How to Start a John Deere Push Lawn Mower
To start a John Deere push lawn mower, here’s what you should do:
- Move it to an open, grassy area and get rid of small objects that can impede its movement.
- Check to ensure there’s enough gas and oil in the mower. With 2-stroke engines, you’ll have to mix oil in the gas.
- Check the spark plug to be sure it is firmly attached and correctly capped with the rubber cover. If the mower is old or has not been in use for a while, you may have to change the spark plugs.
- Prime the carburetor by pushing the red or black button on the mower’s body three to four times to get some gasoline into its system. If you have a model that doesn’t have this system, you can skip it.
- Open the throttle by putting in a mid-to-high position to ensure the engine will keep running once you’ve started it.
- Set the choke to ensure a better fuel-air mixture in the engine and make it easier to start the engine.
- Pull the starter cord upward. You’ll need to do it firmly and quickly. With the choke turned on, you shouldn’t have to pull the cord more than three times. Once the engine comes on, you can return the choke to normal.
If your John Deere push mower doesn’t start after following this process, and you’re sure you have enough gas in the compartment, check the spark plug and try again.

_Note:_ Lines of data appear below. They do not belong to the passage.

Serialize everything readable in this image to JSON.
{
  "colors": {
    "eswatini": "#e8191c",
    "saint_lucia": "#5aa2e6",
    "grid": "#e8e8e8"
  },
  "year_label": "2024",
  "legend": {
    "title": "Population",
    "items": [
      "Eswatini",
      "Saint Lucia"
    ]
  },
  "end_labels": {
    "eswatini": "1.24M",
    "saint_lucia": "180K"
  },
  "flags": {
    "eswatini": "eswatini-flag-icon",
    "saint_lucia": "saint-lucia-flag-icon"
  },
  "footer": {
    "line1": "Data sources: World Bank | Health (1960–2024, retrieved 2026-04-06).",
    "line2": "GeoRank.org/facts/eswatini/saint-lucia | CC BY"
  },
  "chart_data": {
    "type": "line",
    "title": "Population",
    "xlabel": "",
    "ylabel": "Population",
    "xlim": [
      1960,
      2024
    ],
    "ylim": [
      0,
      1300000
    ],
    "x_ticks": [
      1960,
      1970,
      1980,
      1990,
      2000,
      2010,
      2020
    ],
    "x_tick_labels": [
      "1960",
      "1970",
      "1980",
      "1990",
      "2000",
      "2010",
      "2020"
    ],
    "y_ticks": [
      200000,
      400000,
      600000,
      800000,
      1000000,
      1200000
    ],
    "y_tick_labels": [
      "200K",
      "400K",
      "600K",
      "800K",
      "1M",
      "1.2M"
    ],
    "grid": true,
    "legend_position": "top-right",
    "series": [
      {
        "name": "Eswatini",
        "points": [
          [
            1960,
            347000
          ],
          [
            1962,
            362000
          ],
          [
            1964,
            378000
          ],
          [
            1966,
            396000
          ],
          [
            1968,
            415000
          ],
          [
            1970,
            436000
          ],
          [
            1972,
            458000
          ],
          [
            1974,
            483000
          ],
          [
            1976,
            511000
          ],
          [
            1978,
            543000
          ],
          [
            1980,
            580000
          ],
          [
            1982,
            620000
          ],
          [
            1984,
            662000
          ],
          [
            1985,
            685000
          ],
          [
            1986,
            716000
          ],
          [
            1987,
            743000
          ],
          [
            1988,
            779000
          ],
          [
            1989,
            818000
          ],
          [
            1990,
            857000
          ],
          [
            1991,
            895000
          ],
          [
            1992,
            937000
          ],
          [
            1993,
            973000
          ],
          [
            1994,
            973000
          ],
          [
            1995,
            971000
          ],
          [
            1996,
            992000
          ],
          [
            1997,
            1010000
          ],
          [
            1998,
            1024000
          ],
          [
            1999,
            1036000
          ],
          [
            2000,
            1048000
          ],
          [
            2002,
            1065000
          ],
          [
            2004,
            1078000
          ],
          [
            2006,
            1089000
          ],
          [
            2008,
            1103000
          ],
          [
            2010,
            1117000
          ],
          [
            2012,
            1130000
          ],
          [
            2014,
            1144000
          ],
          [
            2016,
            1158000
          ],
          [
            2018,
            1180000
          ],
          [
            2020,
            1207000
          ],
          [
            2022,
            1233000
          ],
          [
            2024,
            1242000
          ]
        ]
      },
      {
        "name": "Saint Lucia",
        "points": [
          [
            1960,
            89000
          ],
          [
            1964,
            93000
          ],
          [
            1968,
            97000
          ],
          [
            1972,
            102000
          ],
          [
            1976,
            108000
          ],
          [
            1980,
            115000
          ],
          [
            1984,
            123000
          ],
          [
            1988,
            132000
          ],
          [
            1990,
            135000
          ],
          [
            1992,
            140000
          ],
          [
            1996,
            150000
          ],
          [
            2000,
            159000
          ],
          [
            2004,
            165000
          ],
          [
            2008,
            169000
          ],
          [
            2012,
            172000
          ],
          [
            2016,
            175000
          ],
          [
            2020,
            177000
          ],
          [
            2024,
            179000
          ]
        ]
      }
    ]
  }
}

How to Move a John Deere Lawn Mower
Moving a John Deer lawn mower is a straightforward process. Your focus should be on keeping the mower and all its parts intact during the move and also prevent any accidents. Here’s what you should do:
- Drain the gas and oil. These liquids are rightly treated as hazardous materials when moving property. Gas exposed to heat in the back of a moving van can cause a fire. Oil leaks can ruin everything else in the van as well.
- Clean the lawn mower properly. Get rid of all dirt and grass in the wheels and undercarriage of the lawn mower to ensure other items in the van don’t get dirty.
- Get rid of all blades and attachments. Apart from the fact that the blades can get damaged in transit, removing them also prevents the risk of an accidental cut. Wear thick gloves when removing the blades and make sure they are properly stored in a box.
- Disengage the spark plug. This is to ensure it doesn’t accidentally come on while it’s in transit. Even without gas, the residue in the carburetor can still be enough to get it working. The risk of this happening with lawn mowers that have a starter cord only is minimal, but it’s a good idea to avoid any risks.
- Move the mower and parts to the moving truck. You’ll need a ramp to move the lawn mower onto the truck. Some push mower models can be lifted without a ramp if you have some help, but don’t attempt to force the process as you’d risk bodily injuries and damage to the mower.
- Secure the mower. A moving blanket and some tape are enough to secure a push mower in the back of a van. For riding mowers, you’ll need to use tie-down straps to hold it in place.
If your John Deere mower doesn’t work, you could get it working again in no time with some but of troubleshooting. We have looked at some of the most common complaints above. If you are dealing with one of these problems, follow the solutions recommended to resolve the problem.
If you are unsure about completing the troubleshooting on your own, you can enlist the help of a technician who has experience working with John Deere mowers. They could charge up to $100 to resolve issues like clogged air or fuel filter, but it is a better option than risking more damage to the machine by going the DIY route.